Please explain how to solve this problem

A nut store normally sells cashews for $4.00 per pound and peanuts for $1.50 per pound. But at the end of the month the peanuts had not sold well, so, in order to sell 80 pounds of peanuts, the manager decided to mix the 80 pounds of peanuts with some cashews and sell the mixture for $2.00 per pound. How many pounds of cashews should be mixed with the peanuts to ensure no change in the revenue?

The manager should mix _ pounds of cashews with the peanuts.

Often, mixture problems are worked by writing two equations: one for the total quantity of constituents in the mix, and one for the total price of the mix.

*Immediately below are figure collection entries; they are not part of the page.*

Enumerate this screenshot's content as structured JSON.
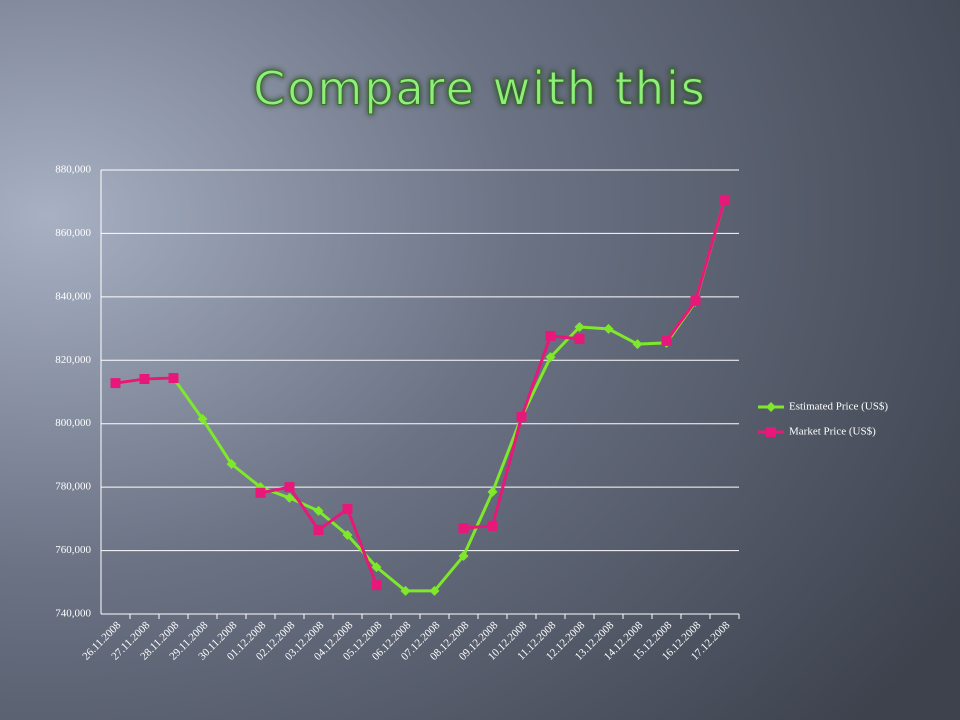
{
  "chart_data": {
    "type": "line",
    "title": "Compare with this",
    "categories": [
      "26.11.2008",
      "27.11.2008",
      "28.11.2008",
      "29.11.2008",
      "30.11.2008",
      "01.12.2008",
      "02.12.2008",
      "03.12.2008",
      "04.12.2008",
      "05.12.2008",
      "06.12.2008",
      "07.12.2008",
      "08.12.2008",
      "09.12.2008",
      "10.12.2008",
      "11.12.2008",
      "12.12.2008",
      "13.12.2008",
      "14.12.2008",
      "15.12.2008",
      "16.12.2008",
      "17.12.2008"
    ],
    "series": [
      {
        "name": "Estimated Price (US$)",
        "color": "#7fe82a",
        "marker": "diamond",
        "values": [
          812800,
          814100,
          814400,
          801500,
          787300,
          780000,
          776600,
          772500,
          764900,
          754800,
          747300,
          747300,
          758300,
          778500,
          802100,
          821000,
          830500,
          829900,
          825100,
          825500,
          838400,
          870600
        ]
      },
      {
        "name": "Market Price (US$)",
        "color": "#e8177a",
        "marker": "square",
        "values": [
          812800,
          814100,
          814400,
          null,
          null,
          778200,
          780000,
          766500,
          773100,
          749100,
          null,
          null,
          767100,
          767800,
          802100,
          827700,
          826700,
          null,
          null,
          826100,
          838700,
          870600
        ]
      }
    ],
    "ylim": [
      740000,
      880000
    ],
    "yticks": [
      {
        "value": 740000,
        "label": "740,000"
      },
      {
        "value": 760000,
        "label": "760,000"
      },
      {
        "value": 780000,
        "label": "780,000"
      },
      {
        "value": 800000,
        "label": "800,000"
      },
      {
        "value": 820000,
        "label": "820,000"
      },
      {
        "value": 840000,
        "label": "840,000"
      },
      {
        "value": 860000,
        "label": "860,000"
      },
      {
        "value": 880000,
        "label": "880,000"
      }
    ],
    "grid": true,
    "legend": "right"
  }
}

When these equations are solved by substitution, the first step is to write one quantity in terms of the other.

You can save an equation and a step by using one variable for quantity. It usually works best to let the variable represent the highest-cost (or most concentrated) contributor. Here, that is the quantity the problem asks for, so ...

Let c represent the number of pounds of cashews needed to be mixed with the peanuts. Then the revenue from selling the mix is ...

80($1.50) +c($4.00) = (80+c)($2.00)

120 +4c = 160 +2c . . . . . divide by $, simplify

2c = 40 . . . . . . . . . . . . . subtract 120+2c from both sides

c = 20 . . . . . . . . . . . . . divide by 2

The manager should mix 20 pounds of cashews with the 80 pounds of peanuts.